The primary responsibility for determining credibility is with the trial court, since that court has the opportunity to hear testimony when it is given and to observe the demeanor of witnesses who appear before it. Here, Judge Blair’s ruling was based on his determination that Figueroa was not a credible witness, while Saluri was. Upon review of the record on appeal, we perceive no basis for disturbing Judge Blair’s findings concerning credibility. We therefore conclude that Figueroa has failed to establish that Saluri was ineffective in his legal representation. 2
*514 Figueroa next contends that the probationary portion of his sentence was unlawfully imposed. At the sentencing hearing, Judge Blair orally imposed a term of four years’ imprisonment with two years suspended. However, the judge did not expressly order Figueroa to be placed on probation during the suspended portion of the sentence. A written judgment, filed several weeks after sentencing, specified for the first time that Figueroa was to serve a two-year period of probation, subject to the standard conditions. Figueroa argues that the inclusion of the probationary period in the written judgment amounted to an impermissible increase in the sentence originally imposed. Sonnier v. State, 483 P.2d 1003, 1005 (Alaska 1971).
It is well settled that, where there is a conflict between an orally imposed sentence and a subsequent written judgment, the oral sentence controls.
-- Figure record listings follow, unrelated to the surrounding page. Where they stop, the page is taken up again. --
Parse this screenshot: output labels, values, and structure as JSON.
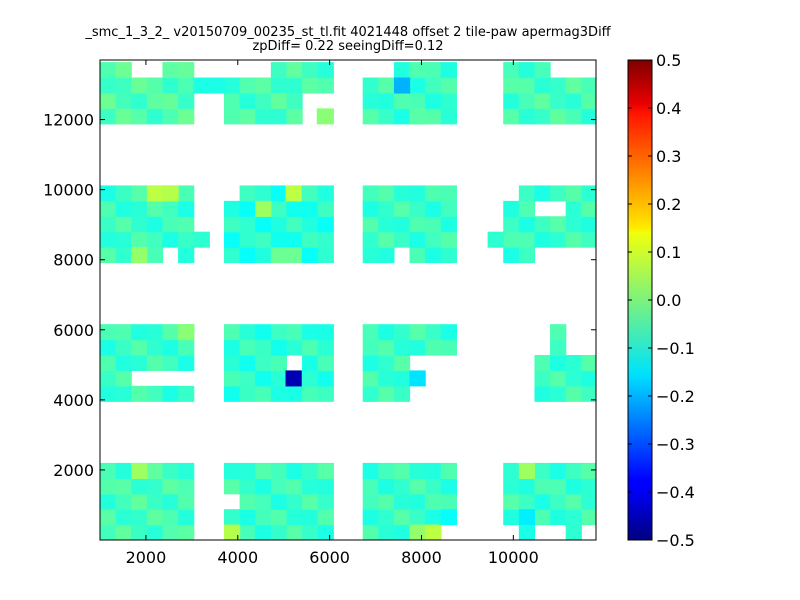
{
  "chart_data": {
    "type": "heatmap",
    "title": "_smc_1_3_2_ v20150709_00235_st_tl.fit 4021448 offset 2 tile-paw apermag3Diff",
    "subtitle": "zpDiff= 0.22 seeingDiff=0.12",
    "xlim": [
      1000,
      11800
    ],
    "ylim": [
      0,
      13700
    ],
    "x_ticks": [
      2000,
      4000,
      6000,
      8000,
      10000
    ],
    "y_ticks": [
      2000,
      4000,
      6000,
      8000,
      10000,
      12000
    ],
    "x_tick_labels": [
      "2000",
      "4000",
      "6000",
      "8000",
      "10000"
    ],
    "y_tick_labels": [
      "2000",
      "4000",
      "6000",
      "8000",
      "10000",
      "12000"
    ],
    "colorbar": {
      "colormap": "jet",
      "vmin": -0.5,
      "vmax": 0.5,
      "ticks": [
        0.5,
        0.4,
        0.3,
        0.2,
        0.1,
        0.0,
        -0.1,
        -0.2,
        -0.3,
        -0.4,
        -0.5
      ],
      "tick_labels": [
        "0.5",
        "0.4",
        "0.3",
        "0.2",
        "0.1",
        "0.0",
        "−0.1",
        "−0.2",
        "−0.3",
        "−0.4",
        "−0.5"
      ]
    },
    "cell_size": [
      340,
      440
    ],
    "blocks": [
      {
        "x": [
          1000,
          3040
        ],
        "y": [
          0,
          2200
        ],
        "base": -0.06
      },
      {
        "x": [
          3700,
          6080
        ],
        "y": [
          0,
          2200
        ],
        "base": -0.07
      },
      {
        "x": [
          6720,
          8760
        ],
        "y": [
          0,
          2200
        ],
        "base": -0.07
      },
      {
        "x": [
          9780,
          11820
        ],
        "y": [
          0,
          2200
        ],
        "base": -0.07
      },
      {
        "x": [
          1000,
          3040
        ],
        "y": [
          3960,
          6160
        ],
        "base": -0.07
      },
      {
        "x": [
          3700,
          6080
        ],
        "y": [
          3960,
          6160
        ],
        "base": -0.08
      },
      {
        "x": [
          6720,
          8760
        ],
        "y": [
          3960,
          6160
        ],
        "base": -0.07
      },
      {
        "x": [
          9780,
          11820
        ],
        "y": [
          3960,
          6160
        ],
        "base": -0.07
      },
      {
        "x": [
          1000,
          3040
        ],
        "y": [
          7920,
          10120
        ],
        "base": -0.07
      },
      {
        "x": [
          3700,
          6080
        ],
        "y": [
          7920,
          10120
        ],
        "base": -0.09
      },
      {
        "x": [
          6720,
          8760
        ],
        "y": [
          7920,
          10120
        ],
        "base": -0.07
      },
      {
        "x": [
          9780,
          11820
        ],
        "y": [
          7920,
          10120
        ],
        "base": -0.07
      },
      {
        "x": [
          1000,
          3040
        ],
        "y": [
          11880,
          13640
        ],
        "base": -0.05
      },
      {
        "x": [
          3700,
          6080
        ],
        "y": [
          11880,
          13640
        ],
        "base": -0.06
      },
      {
        "x": [
          6720,
          8760
        ],
        "y": [
          11880,
          13640
        ],
        "base": -0.07
      },
      {
        "x": [
          9780,
          11820
        ],
        "y": [
          11880,
          13640
        ],
        "base": -0.06
      }
    ],
    "holes": [
      {
        "x": [
          3040,
          3720
        ],
        "y": [
          0,
          1760
        ]
      },
      {
        "x": [
          3700,
          4040
        ],
        "y": [
          880,
          1320
        ]
      },
      {
        "x": [
          8420,
          8760
        ],
        "y": [
          0,
          880
        ]
      },
      {
        "x": [
          9780,
          10120
        ],
        "y": [
          0,
          440
        ]
      },
      {
        "x": [
          10460,
          11140
        ],
        "y": [
          0,
          440
        ]
      },
      {
        "x": [
          11480,
          11820
        ],
        "y": [
          0,
          440
        ]
      },
      {
        "x": [
          3040,
          3720
        ],
        "y": [
          3960,
          6160
        ]
      },
      {
        "x": [
          1680,
          3040
        ],
        "y": [
          4400,
          4840
        ]
      },
      {
        "x": [
          5040,
          5380
        ],
        "y": [
          4840,
          5280
        ]
      },
      {
        "x": [
          7740,
          8760
        ],
        "y": [
          3960,
          5280
        ]
      },
      {
        "x": [
          9780,
          10460
        ],
        "y": [
          3960,
          6160
        ]
      },
      {
        "x": [
          10460,
          10800
        ],
        "y": [
          5280,
          6160
        ]
      },
      {
        "x": [
          11140,
          11820
        ],
        "y": [
          5280,
          6160
        ]
      },
      {
        "x": [
          2360,
          2700
        ],
        "y": [
          7920,
          8360
        ]
      },
      {
        "x": [
          3040,
          3720
        ],
        "y": [
          7920,
          8360
        ]
      },
      {
        "x": [
          3040,
          3720
        ],
        "y": [
          8800,
          10120
        ]
      },
      {
        "x": [
          3700,
          4040
        ],
        "y": [
          9680,
          10120
        ]
      },
      {
        "x": [
          7400,
          7740
        ],
        "y": [
          7920,
          8360
        ]
      },
      {
        "x": [
          8760,
          9420
        ],
        "y": [
          7920,
          10120
        ]
      },
      {
        "x": [
          10460,
          11820
        ],
        "y": [
          7920,
          8360
        ]
      },
      {
        "x": [
          9780,
          10120
        ],
        "y": [
          9680,
          10120
        ]
      },
      {
        "x": [
          10460,
          11140
        ],
        "y": [
          9240,
          9680
        ]
      },
      {
        "x": [
          1680,
          2360
        ],
        "y": [
          13200,
          13640
        ]
      },
      {
        "x": [
          3040,
          3720
        ],
        "y": [
          11880,
          13640
        ]
      },
      {
        "x": [
          3700,
          4720
        ],
        "y": [
          13200,
          13640
        ]
      },
      {
        "x": [
          5380,
          6080
        ],
        "y": [
          11880,
          12760
        ]
      },
      {
        "x": [
          6720,
          7400
        ],
        "y": [
          13200,
          13640
        ]
      },
      {
        "x": [
          8760,
          9420
        ],
        "y": [
          12320,
          13640
        ]
      },
      {
        "x": [
          10800,
          11820
        ],
        "y": [
          13200,
          13640
        ]
      }
    ],
    "extras": [
      {
        "x": [
          3040,
          3380
        ],
        "y": [
          8360,
          8800
        ],
        "value": -0.08
      },
      {
        "x": [
          9440,
          9780
        ],
        "y": [
          8360,
          8800
        ],
        "value": -0.08
      },
      {
        "x": [
          3040,
          3380
        ],
        "y": [
          12760,
          13200
        ],
        "value": -0.1
      },
      {
        "x": [
          3380,
          3720
        ],
        "y": [
          12760,
          13200
        ],
        "value": -0.1
      },
      {
        "x": [
          3700,
          4040
        ],
        "y": [
          0,
          440
        ],
        "value": 0.05
      }
    ],
    "highlights": [
      {
        "x": [
          5040,
          5380
        ],
        "y": [
          4400,
          4840
        ],
        "value": -0.45
      },
      {
        "x": [
          7400,
          7740
        ],
        "y": [
          12760,
          13200
        ],
        "value": -0.2
      },
      {
        "x": [
          7740,
          8080
        ],
        "y": [
          4400,
          4840
        ],
        "value": -0.15
      },
      {
        "x": [
          2700,
          3040
        ],
        "y": [
          5720,
          6160
        ],
        "value": 0.01
      },
      {
        "x": [
          2020,
          2360
        ],
        "y": [
          9680,
          10120
        ],
        "value": 0.06
      },
      {
        "x": [
          2360,
          2700
        ],
        "y": [
          9680,
          10120
        ],
        "value": 0.05
      },
      {
        "x": [
          5040,
          5380
        ],
        "y": [
          9680,
          10120
        ],
        "value": 0.06
      },
      {
        "x": [
          4380,
          4720
        ],
        "y": [
          9240,
          9680
        ],
        "value": 0.03
      },
      {
        "x": [
          1680,
          2020
        ],
        "y": [
          1760,
          2200
        ],
        "value": 0.03
      },
      {
        "x": [
          7740,
          8080
        ],
        "y": [
          0,
          440
        ],
        "value": 0.02
      },
      {
        "x": [
          8080,
          8420
        ],
        "y": [
          0,
          440
        ],
        "value": 0.06
      },
      {
        "x": [
          10120,
          10460
        ],
        "y": [
          1760,
          2200
        ],
        "value": 0.03
      },
      {
        "x": [
          8420,
          8760
        ],
        "y": [
          440,
          880
        ],
        "value": -0.12
      },
      {
        "x": [
          10120,
          10460
        ],
        "y": [
          440,
          880
        ],
        "value": -0.14
      },
      {
        "x": [
          5720,
          6080
        ],
        "y": [
          11880,
          12320
        ],
        "value": 0.01
      },
      {
        "x": [
          1680,
          2020
        ],
        "y": [
          7920,
          8360
        ],
        "value": 0.02
      },
      {
        "x": [
          7740,
          8080
        ],
        "y": [
          11880,
          12320
        ],
        "value": -0.04
      },
      {
        "x": [
          4720,
          5040
        ],
        "y": [
          7920,
          8360
        ],
        "value": -0.02
      },
      {
        "x": [
          5040,
          5380
        ],
        "y": [
          7920,
          8360
        ],
        "value": -0.02
      }
    ]
  }
}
See, e.g., Charles v. State, 606 P.2d 390, 391 n. 4 (Alaska 1980). In the present case, however, the oral sentence as originally pronounced suspended two years of imprisonment without providing for any period of probation whatsoever. Under AS 12.55.-080, whenever a sentencing judge suspends a sentence of imprisonment, the judge is required to place the defendant on probation. While the initial decision whether to suspend a sentence of imprisonment is a discretionary one, once all or part of a sentence is suspended, the statute makes probation mandatory. United States v. El-lenbogen, 390 F.2d 537, 541 (2d Cir.), cert. denied, 393 U.S. 918, 89 S.Ct. 241, 21 L.Ed.2d 206 (1968); United States v. Sams, 340 F.2d 1014, 1020 (3d Cir.), cert. denied, 380 U.S. 974, 85 S.Ct. 1336, 4 L.Ed.2d 270 (1965). See also United States v. Graham, 325 F.2d 922, 925 (6th Cir.1963) (suspension of sentence without placing defendant on probation did not constitute final judgment). Thus, Figueroa’s oral sentence was obviously incomplete when first pronounced, and it was therefore not meaningfully imposed. Correction of the original sentence was permissible under these circumstances. See Dentler v. State, 661 P.2d 1098, 1099 (Alaska App.1983). See also Manderson v. State, 655 P.2d 1320, 1324 (Alaska App.1983) (probation period is meaningless without imposition of suspended time). Furthermore, because the nature of the court’s oversight is apparent from the contemporaneous record of the sentencing hearing, it was not impermissible for Judge Blair to correct the error by providing for a two-year period of probation, subject to the standard conditions. See Shagl-oak v. State, 582 P.2d 1034, 1037-38 (Alaska 1978).
The conviction and sentence are AFFIRMED.
. At the change of plea hearing, Figueroa informed the court that Saluri had "tried to do his best.” Figueroa then indicated that he was satisfied with Saluri’s representation. These remarks are in direct conflict with Figueroa's post-conviction testimony, in which he stated that he changed his plea only because he was dissatisfied with Saluri’s performance and had been threatened by Saluri with a thirty-year sentence if he did not change his plea.